# filepaths.txt is a file with thousands lines cat filepaths.txt | xargs -n 1 basename
It takes a while (seconds) to finish running the above command. A file with thousands lines usually is not considered as a big volume. Why is xargs slow in the above command?
After read a SO post, it turns out
xargs in the above command runs
basename thousands times,
therefore it has bad performance.
Can it be faster?
xargs reads items from the standard input … delimited by blanks … or newlines and executes the command … followed by items read from standard input. The command line for command is built up until it reaches a system-defined limit (unless the -n and -L options are used). … In general, there will be many fewer invocations of command than there were items in the input.

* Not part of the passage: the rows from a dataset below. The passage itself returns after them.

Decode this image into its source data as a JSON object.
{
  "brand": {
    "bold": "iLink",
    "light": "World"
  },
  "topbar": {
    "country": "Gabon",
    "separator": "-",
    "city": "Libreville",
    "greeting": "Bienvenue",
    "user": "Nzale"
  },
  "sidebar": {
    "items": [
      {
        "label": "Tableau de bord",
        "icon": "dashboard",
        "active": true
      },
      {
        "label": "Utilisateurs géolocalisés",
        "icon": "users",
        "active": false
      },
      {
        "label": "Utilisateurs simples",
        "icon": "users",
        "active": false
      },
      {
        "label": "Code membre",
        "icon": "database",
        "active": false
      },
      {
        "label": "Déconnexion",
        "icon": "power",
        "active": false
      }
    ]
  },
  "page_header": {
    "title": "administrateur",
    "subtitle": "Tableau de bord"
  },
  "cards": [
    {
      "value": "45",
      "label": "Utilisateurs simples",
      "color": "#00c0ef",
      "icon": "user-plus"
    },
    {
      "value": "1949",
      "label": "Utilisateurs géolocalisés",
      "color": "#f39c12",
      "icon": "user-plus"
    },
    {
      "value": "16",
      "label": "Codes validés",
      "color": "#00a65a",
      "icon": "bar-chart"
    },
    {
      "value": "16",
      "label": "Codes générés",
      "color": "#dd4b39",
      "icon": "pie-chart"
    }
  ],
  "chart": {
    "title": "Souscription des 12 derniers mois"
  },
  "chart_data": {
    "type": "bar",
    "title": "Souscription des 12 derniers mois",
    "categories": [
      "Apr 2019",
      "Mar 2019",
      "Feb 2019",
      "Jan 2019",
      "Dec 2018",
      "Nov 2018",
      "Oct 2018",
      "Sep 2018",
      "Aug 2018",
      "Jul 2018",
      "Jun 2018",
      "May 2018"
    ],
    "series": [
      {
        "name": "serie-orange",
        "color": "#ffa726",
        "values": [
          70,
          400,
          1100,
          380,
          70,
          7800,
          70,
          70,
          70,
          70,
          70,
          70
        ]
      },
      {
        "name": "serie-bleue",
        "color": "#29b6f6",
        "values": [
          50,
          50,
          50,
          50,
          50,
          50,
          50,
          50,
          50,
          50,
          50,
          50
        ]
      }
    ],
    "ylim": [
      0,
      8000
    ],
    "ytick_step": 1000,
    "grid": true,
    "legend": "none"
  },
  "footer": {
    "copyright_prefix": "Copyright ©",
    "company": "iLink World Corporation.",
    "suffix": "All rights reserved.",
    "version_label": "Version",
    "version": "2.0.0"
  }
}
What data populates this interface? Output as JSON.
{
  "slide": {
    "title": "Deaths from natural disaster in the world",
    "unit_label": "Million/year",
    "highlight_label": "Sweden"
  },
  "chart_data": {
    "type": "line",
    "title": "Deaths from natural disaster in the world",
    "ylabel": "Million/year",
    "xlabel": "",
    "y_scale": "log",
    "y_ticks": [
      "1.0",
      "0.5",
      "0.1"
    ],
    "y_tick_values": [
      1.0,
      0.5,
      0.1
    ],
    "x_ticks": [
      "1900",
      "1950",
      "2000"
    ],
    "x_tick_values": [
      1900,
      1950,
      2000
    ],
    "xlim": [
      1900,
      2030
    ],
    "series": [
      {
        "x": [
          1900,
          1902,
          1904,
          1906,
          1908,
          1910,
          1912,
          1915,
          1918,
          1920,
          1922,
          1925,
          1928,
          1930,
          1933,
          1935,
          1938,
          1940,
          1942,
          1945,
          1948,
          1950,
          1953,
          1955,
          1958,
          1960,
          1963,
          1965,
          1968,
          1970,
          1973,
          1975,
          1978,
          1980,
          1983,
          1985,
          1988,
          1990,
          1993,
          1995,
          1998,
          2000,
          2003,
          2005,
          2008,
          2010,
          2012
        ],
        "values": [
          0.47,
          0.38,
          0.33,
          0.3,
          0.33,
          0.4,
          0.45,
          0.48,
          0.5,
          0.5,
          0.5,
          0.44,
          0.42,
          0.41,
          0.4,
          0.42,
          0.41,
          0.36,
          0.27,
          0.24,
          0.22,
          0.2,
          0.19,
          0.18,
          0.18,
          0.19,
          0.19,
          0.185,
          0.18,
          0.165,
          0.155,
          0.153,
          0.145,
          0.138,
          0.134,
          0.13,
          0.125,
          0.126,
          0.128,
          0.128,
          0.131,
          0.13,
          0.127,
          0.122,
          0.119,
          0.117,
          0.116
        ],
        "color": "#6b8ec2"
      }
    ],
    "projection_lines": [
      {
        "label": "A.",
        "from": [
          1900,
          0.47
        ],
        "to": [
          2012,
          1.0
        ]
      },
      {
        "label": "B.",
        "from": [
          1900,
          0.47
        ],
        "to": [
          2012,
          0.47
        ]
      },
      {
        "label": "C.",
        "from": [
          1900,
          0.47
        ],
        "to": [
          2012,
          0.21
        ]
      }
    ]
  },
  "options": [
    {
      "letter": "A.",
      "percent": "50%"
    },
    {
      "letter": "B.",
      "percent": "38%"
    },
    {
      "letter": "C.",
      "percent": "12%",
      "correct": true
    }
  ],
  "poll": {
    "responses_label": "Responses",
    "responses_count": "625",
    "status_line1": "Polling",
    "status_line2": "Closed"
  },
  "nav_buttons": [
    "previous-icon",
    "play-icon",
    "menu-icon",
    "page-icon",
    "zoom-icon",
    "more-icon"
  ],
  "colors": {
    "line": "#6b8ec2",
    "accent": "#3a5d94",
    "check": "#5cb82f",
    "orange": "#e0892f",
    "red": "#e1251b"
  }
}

This will normally have significant performance benefits.
xargs can pass a batch of “items” to the command.
-n 1 option in the command forces
xargs to just take one “item” a time.
To make it fast, use the
-a option of
basename, which let
basename be able to handle multiple arguments at once.
time cat filepaths.txt | xargs -n 1 basename > /dev/null real 0m2.409s user 0m0.044s sys 0m0.332s
time cat filepaths.txt | xargs basename -a > /dev/null real 0m0.004s user 0m0.000s sys 0m0.000s
Thousands times faster.
cat /dev/null | xargs --show-limits --no-run-if-empty Your environment variables take up 2027 bytes POSIX upper limit on argument length (this system): 2093077 POSIX smallest allowable upper limit on argument length (all systems): 4096 Maximum length of command we could actually use: 2091050 Size of command buffer we are actually using: 131072 Maximum parallelism (--max-procs must be no greater): 2147483647
xargs can feed a lot bytes into the command once (2091050 bytes here).
Some commands can usefully be executed in parallel too; see the -P option.